李昱还真犹豫了一番,而后郑重的将一本书交到秦怀玉手上。
“演员的自我修养?”秦怀玉疑惑道。
唰!
李昱一下就又给收了回来,昨天晚上研究这个,拿顺手了说是。
“给你这个。”李昱又认真拿出一本新的,是他花了十万熬夜分买来的《从零开始教数学》。
李昱还挺心疼的,但又一想,等到那些孩子们熬夜做数学题的时候,他就能赚回来,不由得心里安慰不少。
“你拿这个好好研究,里面会告诉你,如何做一个合格的数术先生......当然,我们要灵活结合自身,如果遇到不听话的,交给演武先生处理就行。”
秦怀玉接过书后点了点头,好的教书先生,都是不用戒尺的。
秦怀玉走了,院子里的两个侍卫陈玄甲和张玄乙都很好奇,接下来会是谁来。
“该杜郡公吧?”
“万一是太子呢?”
“怎么可能,多大面子,请太子教书,那学会出来岂不是天大背景,真要有这种好事,某死过去赶着投胎,还来得及。”
陈玄甲:“......”
张玄乙:“陈兄为何不说话?”
只见含章别院,太子李承乾精神振奋的走了进来,看了眼这两名侍卫,心中有所猜测,却也不言,只当没看见,直接走到李昱身边。
李昱叹气:“高明不会是为了开阳里的事情来的吧?”
“小道长果然能掐会算。”李承乾兴奋道:“竟然是已经知道我把长安县给拿下了。”
李昱:“???”
李昱都懵了,不是,你在说什么,我怎么听不懂?
“进屋说话。”李昱觉得真得避讳一下。
待进了书房,没外人,李承乾将昨夜与李世民交谈一说,李昱更懵逼了。
他只是让李承乾拿下开阳里的自治权啊,方便他们好办事就行。
结果,现在李承乾告诉他,整个丰阴乡都被拿下,长安县城外各乡,如果他愿意,也有调命之权,不过这些都是密诏。

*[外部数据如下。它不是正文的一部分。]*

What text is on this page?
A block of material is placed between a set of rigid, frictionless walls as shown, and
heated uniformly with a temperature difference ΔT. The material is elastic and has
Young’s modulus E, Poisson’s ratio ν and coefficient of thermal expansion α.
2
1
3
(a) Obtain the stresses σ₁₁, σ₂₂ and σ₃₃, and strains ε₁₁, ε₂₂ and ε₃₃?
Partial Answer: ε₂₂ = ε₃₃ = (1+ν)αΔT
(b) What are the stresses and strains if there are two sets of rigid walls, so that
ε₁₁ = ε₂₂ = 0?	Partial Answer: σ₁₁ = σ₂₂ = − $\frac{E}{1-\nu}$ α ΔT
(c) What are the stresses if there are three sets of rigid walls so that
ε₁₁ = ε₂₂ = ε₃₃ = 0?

先做着,什么时候公之于众,那得看他们治理到什么程度,不过即便如此,李承乾已经是非常满意。
自治之权!
李昱点点头,有些超出预料,但还在可控范围之内。
“还有别的事吗?”李昱问道。
李承乾一滞:“我该怎么教书......”
“事关,太子脸面呐。”
果然,我就知道。
“早给你准备好了,看看这个。”
李承乾接过,只是薄薄的一张纸,用很丑的字,清晰的写了一篇令他瞳孔骤缩的文章。
文章不长,甚至没什么深意,但是李承乾非常清楚,一旦这篇文章传开,影响将会有多么剧烈!
这般事物,竟然只是启蒙之用!
小道长果然神仙下凡!
出了含章别院的时候,李承乾小心的保管着那张薄纸,不自觉的念叨着:
“李孙钱赵,周吴郑王......”
? 第191章 :一起吃小圆子
十五的月亮十六圆,自从过了年后,夜里倒也没那么冷。
温度渐渐上来,开窗吹些小风,散散屋中的热气,抬头看看星星和月亮,正是惬意。
月光洒落,有如白霜。
“这月球真白,星星也闪,十四的形状,不丰满,倒也好看,就是差了吃两口小圆子。”
李昱的感慨落在青花耳中却是变了颜色和味道。
环手相合,李昱只觉得有一股力道过后,就眼前一片漆黑,微微的有些暖热……
“下次不许这样。”李昱给青花发了一张黄牌,警告一次:“小圆子是元宵,知道吗,上元节晚上要吃的。”
青花表情淡漠道:“未曾听说过。”
李昱稍微沉默,仔细回想,才有些记忆,此时上元节,也就是元宵节,还没有什么金吾不禁夜的说法。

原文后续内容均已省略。